My poem "Miss Judge" is part of a Series of Misses, (with catchy titles,) that I submitted for my senior project in 1985. It strikes me that the piece has a kind of cycle to it, much like the COD coming in and out of style. There is external motivation for change, but at what cost? What if I actually enjoy knitting and baking and mothering? Can't I still be a feminist? Does the patriarchy minimize the importance of domestic tasks to shunt women's power? Is anyone sorry about this? My own opinion is that working for the military-industrial-complex (most jobs, right?) robbed me of my health and well-being, buying into a hierarchy that never made sense. Working on my own paid or unpaid projects is so very satisfying and healing that I never want to go back.

Miss Judge
We had it registered for its own good.
We changed all that it had been before.
We had it both neutered and spayed.
We had it plucked and shaved and its skin
painted another color.
We had its claws and whiskers removed and
its wings clipped and its fangs filed.
It had been so long, we'd forgotten what it
was.
But then someone remembered.
And it wasn't so bad.
People liked it.
It came into style.
They became jealous that we had it,
and we became proud of it.
We decided that we loved it, and let it go
back to the way it was.
But then it left us.
And we miss it.
And we're so sorry.
 
In the mid-90's, I met a work colleague who had come to Vermont in the 70's to live in a commune with her husband. She said that the men used to sit around and smoke cigarettes, bragging about how many jars of tomatoes their wives canned. She'd explained it was just part of the men gaining status through the efforts of their partners, and it didn't feel communal or supportive at all. She'd been divorced for 15 years or so, and was restoring a home with her second husband. I'm not certain she was any more pleased with her most recent lifestyle. It seemed like she was under the burden of a time schedule to get the renovations done, all while working full-time and limiting her other interests in support of a man-initiated project. She loved to cross-country ski. I wonder how many days she got out on the trails.

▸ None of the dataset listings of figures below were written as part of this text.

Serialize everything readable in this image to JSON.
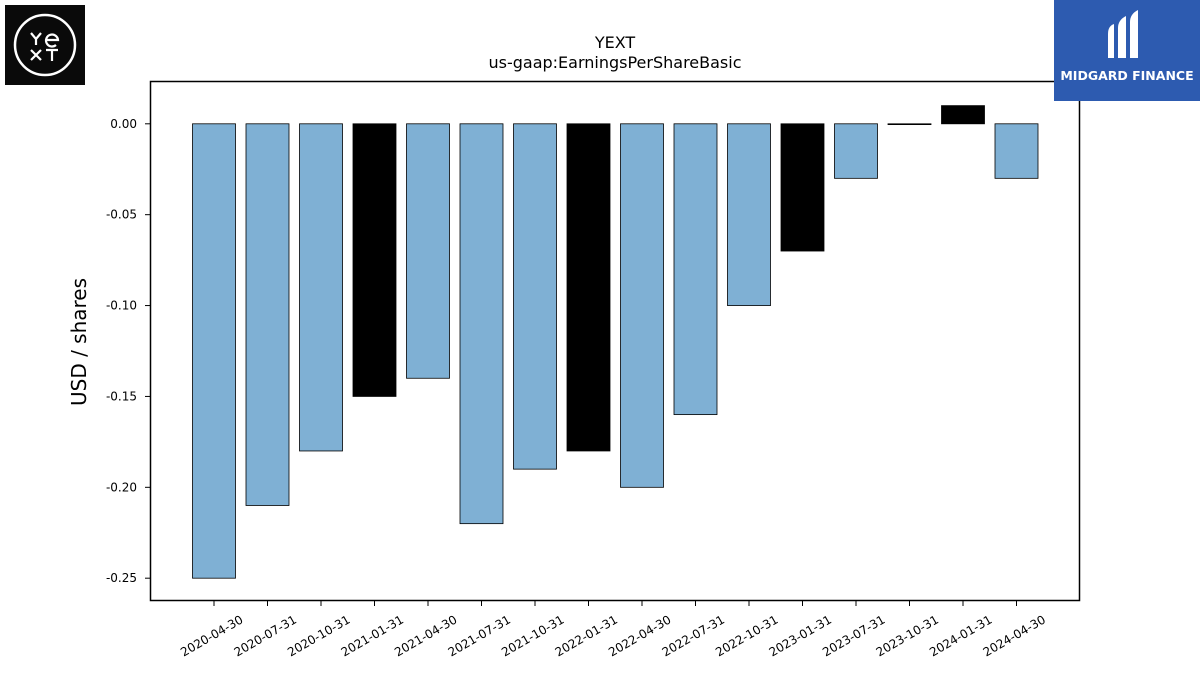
{
  "logos": {
    "left_text": "YEXT",
    "right_text": "MIDGARD FINANCE"
  },
  "colors": {
    "bar_default": "#7fb0d4",
    "bar_q4": "#000000"
  },
  "chart_data": {
    "type": "bar",
    "title": "YEXT",
    "subtitle": "us-gaap:EarningsPerShareBasic",
    "ylabel": "USD / shares",
    "xlabel": "",
    "ylim": [
      -0.262,
      0.023
    ],
    "yticks": [
      "0.00",
      "-0.05",
      "-0.10",
      "-0.15",
      "-0.20",
      "-0.25"
    ],
    "grid": false,
    "categories": [
      "2020-04-30",
      "2020-07-31",
      "2020-10-31",
      "2021-01-31",
      "2021-04-30",
      "2021-07-31",
      "2021-10-31",
      "2022-01-31",
      "2022-04-30",
      "2022-07-31",
      "2022-10-31",
      "2023-01-31",
      "2023-07-31",
      "2023-10-31",
      "2024-01-31",
      "2024-04-30"
    ],
    "values": [
      -0.25,
      -0.21,
      -0.18,
      -0.15,
      -0.14,
      -0.22,
      -0.19,
      -0.18,
      -0.2,
      -0.16,
      -0.1,
      -0.07,
      -0.03,
      0.0,
      0.01,
      -0.03
    ],
    "highlight": [
      false,
      false,
      false,
      true,
      false,
      false,
      false,
      true,
      false,
      false,
      false,
      true,
      false,
      false,
      true,
      false
    ]
  }
}
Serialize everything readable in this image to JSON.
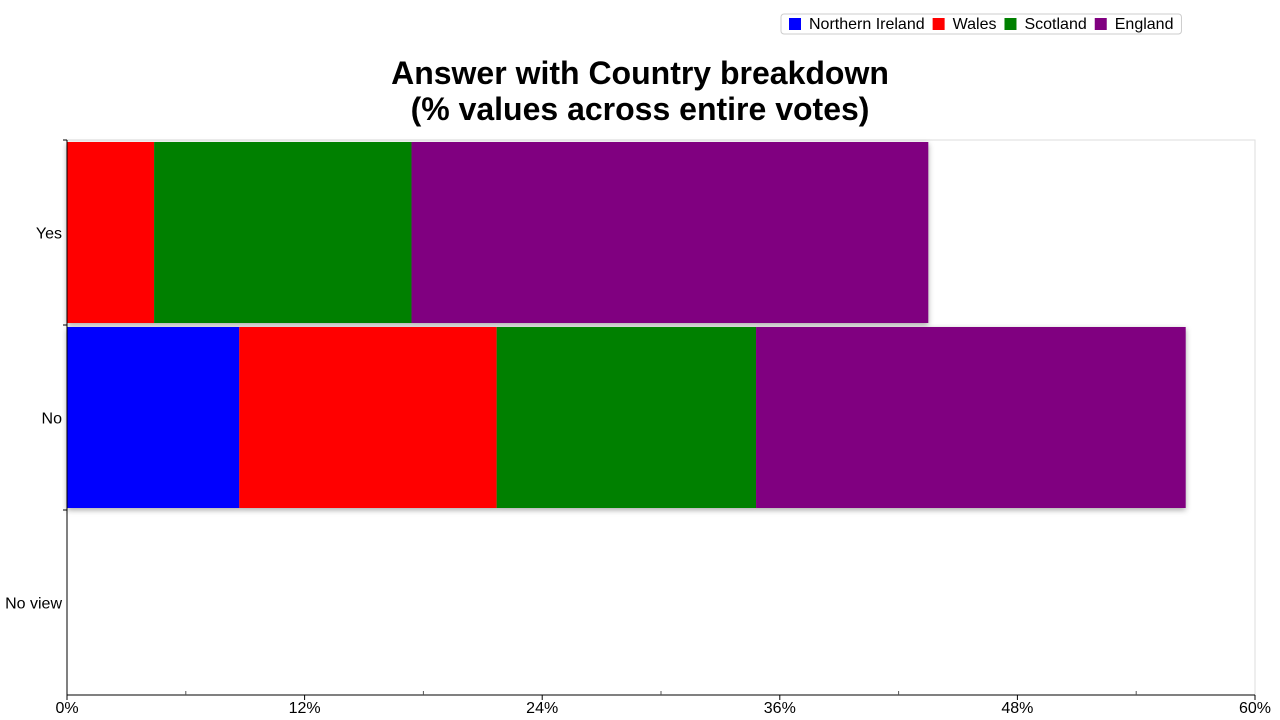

This past year on the boat, I learned to make terrible wine that gets you shit-faced. I finished an afghan that I started 12 years ago for my son. I knit my daughter a pair of mittens from an intricate pattern, and I made my partner and myself light hats for cold ocean evenings. I even crocheted a bag from nylon fishing line we found on the beach as we made passage from the Bahamas. I cooked tagines and cakes, flatbreads and pizzas. I love these projects, without disdain. While I still remain a pitiful housekeeper and boat cleaner, I do appreciate good food and items I make myself. 

My hot take is that I do what I want. Sometimes I want to do what has been historically expected of my gender, and I want beaucoup kudos for it. I am so glad I have that in my life: my supportive partner, my attentive kiddos and my great friends. Life is good, people.